Controversial Internet Corporation for Assigned Names and Numbers (ICANN) President and Chief Executive Officer Stuart Lynn announced Tuesday his intention to retire when his term is due up next year.

Lynn has been the subject of considerable ire among advocates for a "free" Internet. In the almost two years Lynn has been chief of ICANN, the U.S. root server responsible for policy affecting the .com, .net, .org and the seven new top-level domains (TLDs), he's been criticized for continuing a trend of bureaucratic micro- management.

"I immensely enjoy my position and working with my colleagues and the community to accomplish ICANN's mission," he said in a released statement. "But this is a 7 day-a-week, 24 hours-per-day job and I now need to pay attention to my personal life and health."

Lynn announced his intentions to retire one year before his two-year contract expired to give ICANN's board of directors ample time to find a replacement and provide a smooth transition of power.

According to Mary Hewitt, ICANN spokesperson, the board of directors has established a search committee to find Lynn's replacement before he leaves next March. Hopefully time enough, she said, for one final piece of business on ICANN's agenda.

"By (March 2003), hopefully, the reform process will have shaken out and been completed," she said.

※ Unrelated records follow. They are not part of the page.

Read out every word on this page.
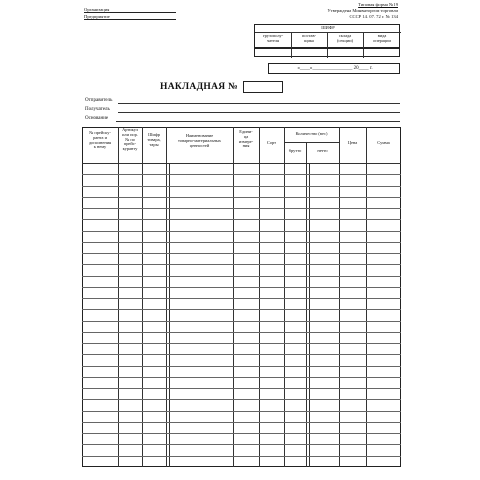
Организация
Предприятие
Типовая форма №19
Утверждена Минвнторгом торговли
СССР 14. 07. 72 г. № 134
ШИФР
грузополу-
чателя
постав-
щика
склада
(секции)
вида
операции
«____»________________ 20____ г.
НАКЛАДНАЯ №
Отправитель
Получатель
Основание
№ прейску-
ранта и
дополнения
к нему
Артикул
или пор.
№ по
прейс-
куранту
Шифр
товара,
тары
Наименование
товарно-материальных
ценностей
Едини-
ца
измере-
ния
Сорт
Количество (вес)
брутто	нетто
Цена	Сумма
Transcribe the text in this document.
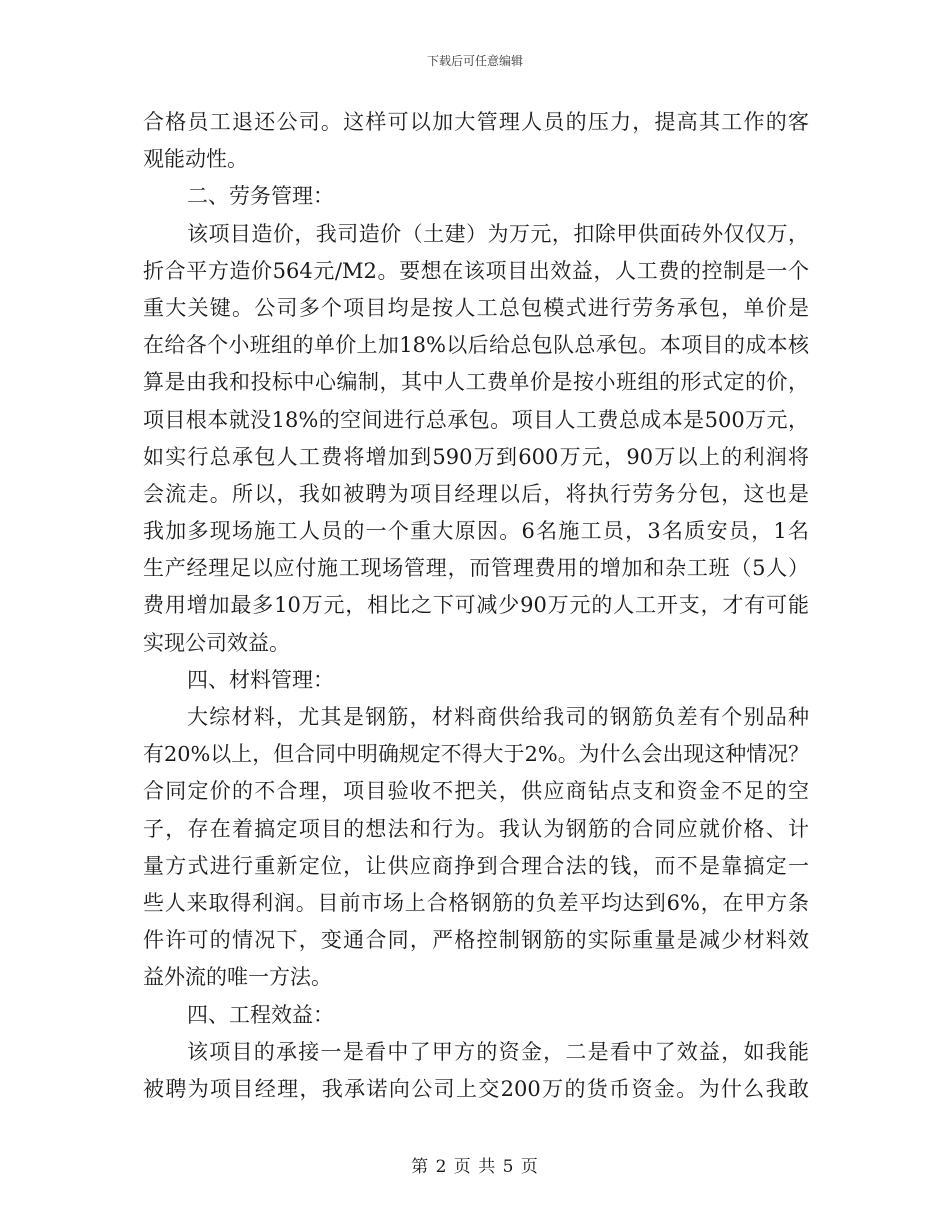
下载后可任意编辑
合格员工退还公司。这样可以加大管理人员的压力，提高其工作的客
观能动性。
二、劳务管理：
该项目造价，我司造价（土建）为万元，扣除甲供面砖外仅仅万，
折合平方造价564元/M2。要想在该项目出效益，人工费的控制是一个
重大关键。公司多个项目均是按人工总包模式进行劳务承包，单价是
在给各个小班组的单价上加18%以后给总包队总承包。本项目的成本核
算是由我和投标中心编制，其中人工费单价是按小班组的形式定的价，
项目根本就没18%的空间进行总承包。项目人工费总成本是500万元，
如实行总承包人工费将增加到590万到600万元，90万以上的利润将
会流走。所以，我如被聘为项目经理以后，将执行劳务分包，这也是
我加多现场施工人员的一个重大原因。6名施工员，3名质安员，1名
生产经理足以应付施工现场管理，而管理费用的增加和杂工班（5人）
费用增加最多10万元，相比之下可减少90万元的人工开支，才有可能
实现公司效益。
四、材料管理：
大综材料，尤其是钢筋，材料商供给我司的钢筋负差有个别品种
有20%以上，但合同中明确规定不得大于2%。为什么会出现这种情况？
合同定价的不合理，项目验收不把关，供应商钻点支和资金不足的空
子，存在着搞定项目的想法和行为。我认为钢筋的合同应就价格、计
量方式进行重新定位，让供应商挣到合理合法的钱，而不是靠搞定一
些人来取得利润。目前市场上合格钢筋的负差平均达到6%，在甲方条
件许可的情况下，变通合同，严格控制钢筋的实际重量是减少材料效
益外流的唯一方法。
四、工程效益：
该项目的承接一是看中了甲方的资金，二是看中了效益，如我能
被聘为项目经理，我承诺向公司上交200万的货币资金。为什么我敢
第 2 页 共 5 页
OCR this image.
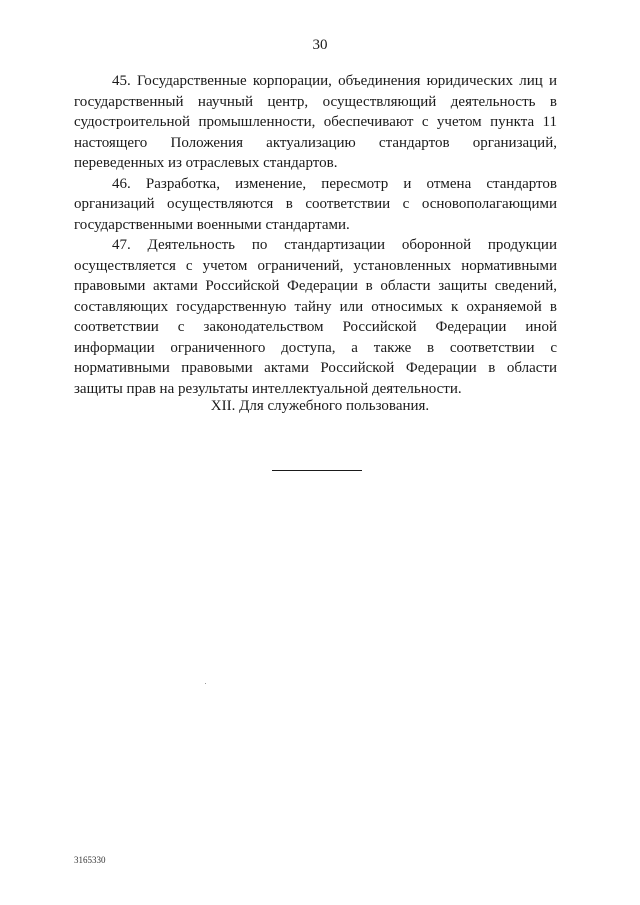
30

45. Государственные корпорации, объединения юридических лиц и государственный научный центр, осуществляющий деятельность в судостроительной промышленности, обеспечивают с учетом пункта 11 настоящего Положения актуализацию стандартов организаций, переведенных из отраслевых стандартов.

46. Разработка, изменение, пересмотр и отмена стандартов организаций осуществляются в соответствии с основополагающими государственными военными стандартами.

47. Деятельность по стандартизации оборонной продукции осуществляется с учетом ограничений, установленных нормативными правовыми актами Российской Федерации в области защиты сведений, составляющих государственную тайну или относимых к охраняемой в соответствии с законодательством Российской Федерации иной информации ограниченного доступа, а также в соответствии с нормативными правовыми актами Российской Федерации в области защиты прав на результаты интеллектуальной деятельности.

XII. Для служебного пользования.
3165330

It might be his final item on the agenda before leaving, but certainly not Lynn's least important. In fact, his efforts between now and next March will likely determine how history writers will treat the oft-maligned executive.

ICANN has drawn fire from individuals and groups representing the "common" Internet users since its inception in the 1990s. Whether it's the organization's decision to keep its 'board squatters' in power, approving (or disapproving) new TLDs or raising the fees to keep the organization afloat, watchdog groups have been hounding its directors and namely its boss -- Lynn.

Until recently, ICANN has been given carte blanche to conduct its affairs in the manner its sees best under the terms of its contract with the U.S. Department of Commerce (DOC), which awarded ICANN authority over .com and other U.S. root server domain extensions. But Lynn's recent proposal to revamp ICANN has met with not only advocate outrage, but Congressional scrutiny.

Andrew McLaughlin, ICANN vice president and chief policy officer, also announced his decision to retire, but on July 1, though he will work part-time to ensure a smooth transition. McLaughlin is returning to Harvard Law School's Berman Center for Internet & Society.

"Both Stuart and Andrew have made extraordinary contributions to ICANN," said Vint Cerf, ICANN board chairman. "We are relying on them both to continue their diligent work on ICANN's behalf until these transitions have run their full course."